Functions Pointers by example (en)
Today, a small memento on the different ways to practice Function Pointers in C++.
A function pointer is simply the memory address where a function is located. If our program calls code at this address, it will execute the related function.
And as examples are better than a long explanation, let’s see some examples :
Pointers to simple functions :
We start by creating two functions for basic mathematical operations (addition, multiplication).
These two operations have the same profile (parameters, return value).
int multiply (int value1, value2 int)
{
return value1 * value2;
}
int add (int value1, value2 int)
{
value1 + value2 return;
}The goal now is to delegate the processing of this transaction to allow a call like this :
function (number_1, number_2, type_of_operation)So, let’s create this function :
void calculate (int value1, value2 int, int (* operation) (int, int))
{
int res = operation (value1, value2);
cout << endl << res;
}Some explanations :
- The two first parameters are integers (value1 and value2).
- Third parameter is a function pointer :
- it takes two integers as parameters.
- it returns an integer.
- The calculated function call the third parameter function with the 2 first parameters.
We can now call the calculation function :
int main ()
{
calculation (2,3, multiply);
calculation (2.3, add);
cout << "EXIT SUCCESS" << endl;
return 0;
}Tip: With a typedef, you can make the writing of this code a bit more readable:
typedef int (* Operation) (int, int);
/* This allows to write the following prototype : */
void calculate (int value1, value2 int, Operation operation);
/* Instead of : */
void calculate (int value1, value2 int, int (* operation) (int, int))Pointers to functions (but not only):
With templates :
The objective here is to do the work at compile rather than during the execution.
The calculation function is going to take a template corresponding to an operation:
template <typename operation = "">
void calculate (int value1, value2 int, OPERATION operation)
{
int res = operation (value1, value2);
cout << endl << res;
}The advantage is that you can now pass objects such as the following :
struct multiplication
{
int operator () (int value1, value2 int)
{
return value1 * value2;
}
};
int main ()
{
multiplication multiply;
computation (2,3 addition);
calculation (2,3, multiply);
cout << "EXIT SUCCESS" << endl;
return 0;
}With std :: function (from c ++ 0x) :
Another way is to use the function type of the stl (#include).
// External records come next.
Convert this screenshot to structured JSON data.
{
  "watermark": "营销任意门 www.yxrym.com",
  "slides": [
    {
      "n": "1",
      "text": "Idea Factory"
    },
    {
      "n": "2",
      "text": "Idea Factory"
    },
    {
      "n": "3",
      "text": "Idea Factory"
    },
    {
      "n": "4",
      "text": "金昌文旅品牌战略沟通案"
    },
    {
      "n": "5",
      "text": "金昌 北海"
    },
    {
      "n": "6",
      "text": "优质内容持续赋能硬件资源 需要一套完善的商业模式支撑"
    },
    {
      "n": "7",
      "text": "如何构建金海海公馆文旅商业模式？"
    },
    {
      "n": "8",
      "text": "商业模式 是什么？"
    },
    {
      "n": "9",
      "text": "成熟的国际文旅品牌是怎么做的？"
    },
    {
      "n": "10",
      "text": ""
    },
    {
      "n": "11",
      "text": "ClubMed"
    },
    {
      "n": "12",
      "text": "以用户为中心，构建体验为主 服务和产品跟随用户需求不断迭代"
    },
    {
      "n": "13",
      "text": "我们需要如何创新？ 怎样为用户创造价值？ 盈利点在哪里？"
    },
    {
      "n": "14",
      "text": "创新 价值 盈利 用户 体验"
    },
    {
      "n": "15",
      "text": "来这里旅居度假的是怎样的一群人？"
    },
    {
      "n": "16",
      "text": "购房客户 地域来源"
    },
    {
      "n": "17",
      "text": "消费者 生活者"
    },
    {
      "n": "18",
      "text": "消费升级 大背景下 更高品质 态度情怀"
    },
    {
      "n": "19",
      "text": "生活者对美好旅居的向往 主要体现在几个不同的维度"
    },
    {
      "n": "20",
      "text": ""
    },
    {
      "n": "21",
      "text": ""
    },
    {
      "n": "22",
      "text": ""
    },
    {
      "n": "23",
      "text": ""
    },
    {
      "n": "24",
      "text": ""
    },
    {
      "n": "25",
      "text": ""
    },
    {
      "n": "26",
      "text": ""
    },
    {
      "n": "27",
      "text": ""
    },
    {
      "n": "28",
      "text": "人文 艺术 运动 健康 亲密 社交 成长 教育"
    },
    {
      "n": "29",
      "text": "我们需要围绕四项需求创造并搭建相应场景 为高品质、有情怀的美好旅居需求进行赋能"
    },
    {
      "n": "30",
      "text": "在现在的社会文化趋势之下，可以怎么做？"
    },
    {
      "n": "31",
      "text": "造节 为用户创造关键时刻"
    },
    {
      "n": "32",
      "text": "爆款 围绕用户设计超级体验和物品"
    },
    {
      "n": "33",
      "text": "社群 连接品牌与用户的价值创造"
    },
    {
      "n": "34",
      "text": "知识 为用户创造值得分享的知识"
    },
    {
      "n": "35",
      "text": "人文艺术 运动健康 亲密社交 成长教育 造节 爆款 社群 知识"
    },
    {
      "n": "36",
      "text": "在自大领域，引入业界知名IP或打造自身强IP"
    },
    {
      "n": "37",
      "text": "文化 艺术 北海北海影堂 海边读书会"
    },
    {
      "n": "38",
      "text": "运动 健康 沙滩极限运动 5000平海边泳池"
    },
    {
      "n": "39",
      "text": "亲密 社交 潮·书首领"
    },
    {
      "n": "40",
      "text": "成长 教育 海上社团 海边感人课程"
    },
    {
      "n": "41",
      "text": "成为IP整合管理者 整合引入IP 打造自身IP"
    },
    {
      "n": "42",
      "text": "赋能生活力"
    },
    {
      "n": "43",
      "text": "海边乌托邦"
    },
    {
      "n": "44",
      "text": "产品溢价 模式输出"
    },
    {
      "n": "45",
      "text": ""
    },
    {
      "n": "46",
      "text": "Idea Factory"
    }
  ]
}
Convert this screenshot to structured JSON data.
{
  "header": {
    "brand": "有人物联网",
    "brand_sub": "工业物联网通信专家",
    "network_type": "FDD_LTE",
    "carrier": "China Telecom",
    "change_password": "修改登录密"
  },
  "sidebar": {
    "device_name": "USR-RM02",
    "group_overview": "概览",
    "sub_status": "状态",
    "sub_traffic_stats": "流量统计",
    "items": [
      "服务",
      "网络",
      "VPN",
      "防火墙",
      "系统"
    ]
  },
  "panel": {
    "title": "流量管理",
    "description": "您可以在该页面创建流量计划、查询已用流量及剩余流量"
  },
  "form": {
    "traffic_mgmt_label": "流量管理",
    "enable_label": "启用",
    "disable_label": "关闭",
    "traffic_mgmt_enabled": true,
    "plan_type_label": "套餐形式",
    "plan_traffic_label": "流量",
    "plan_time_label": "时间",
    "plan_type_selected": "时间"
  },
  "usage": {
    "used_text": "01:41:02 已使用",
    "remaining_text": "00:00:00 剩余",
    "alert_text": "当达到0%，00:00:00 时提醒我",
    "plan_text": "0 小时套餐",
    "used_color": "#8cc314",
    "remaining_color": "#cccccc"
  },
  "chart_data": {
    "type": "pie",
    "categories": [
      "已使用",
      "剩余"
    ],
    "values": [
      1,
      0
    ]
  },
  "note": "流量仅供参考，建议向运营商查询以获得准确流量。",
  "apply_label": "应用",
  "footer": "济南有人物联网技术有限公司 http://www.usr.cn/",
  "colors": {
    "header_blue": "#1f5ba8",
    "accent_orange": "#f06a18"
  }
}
The calculation function becomes:
void calculate (int value1, value2 int, std :: function <int> operation)
// We pass in a parameter function which is called operation that returns an integer and takes two integer parameter.
{
int res = operation (value1, value2);
cout << endl << res;
}The corresponding call is exactly the same as before :
int main ()
{
multiplication multiply;
calculation (3.2, addition);
calculation (3.2, multiply);
cout << "EXIT SUCCESS" << endl;
return 0;
}But the novelty is that the lamda can also be used (or anonymous functions). For example:
int main ()
{
std :: function func = [] (int value1, value2 int) {return value1 * value2;}; // [&] If you want to return the result by reference.
calculation (3.2, func);
// Faster:
calculation (3.2, [] (int value1, value2 int) {return value1 value2-;});
cout << "EXIT SUCCESS" << endl;
return 0;
}And, it’s over.
This article may contain mistakes, do not hesitate to let me know.